The significant tsunamis recorded in recent times have all been recorded at tide gauges around the country with some causing damage in the marine environment.
Several significant tsunami have impacted Australia's north west coast region.
The largest run-up (measured as elevation about sea level) was recorded as 7.9m (Australian Height Datum (AHD)) at Steep Point in Western Australia from the July 2006 Java tsunami. DOI: 10.1177/0309133314522282 Geoscience Australia receives real-time data from over 60 seismic stations in Australia and more than 130 international seismic stations.
There is evidence that the Australian coast may have experienced large tsunami during the past few thousand years.
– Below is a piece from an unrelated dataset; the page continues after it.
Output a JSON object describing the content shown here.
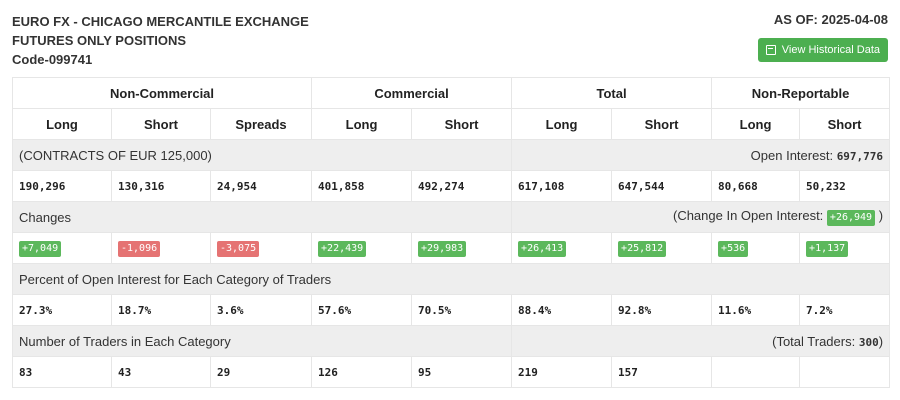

This evidence is revealed through anomalous sedimentary deposits (such as those containing shell or coral) or other geomorphic features (Dominey Howes, 2007; Goff and Chauge-Goff, 2014).
Tsunami (pron: 'soo-nar-me') is a Japanese word: 'tsu' meaning harbour and 'nami' meaning wave.
Tsunami are waves caused by sudden movement of the ocean surface due to earthquakes, landslides on the sea floor, land slumping into the ocean, large volcanic eruptions or meteorite impact in the ocean.
Most tsunami do not cause such extreme coastal inundation and the effect of small events may not be noticeable to without careful analysis of tide gauge measurements.Until recently, tsunami were called tidal waves, but this term is generally discouraged because tsunami generation has nothing to do with tides (which are driven by the gravity of the Earth, Moon and Sun).Although some tsunami may appear like a rapidly rising or falling tide at the coast, in other situations they can also feature one or more turbulent breaking waves.Because the total energy within the wave does not change, the energy is transferred to increasing the wave height (or amplitude). A tsunami is often a series of waves and the first may not necessarily have the greatest amplitude.
In the open ocean, even the largest tsunami are relatively small, with wave heights typically tens of centimetres or less away from the initial tsunami generation zone.Interestingly, this causes the speed of a tsunami to be controlled by the water depth, with faster speeds in deeper water, unlike wind-generated waves.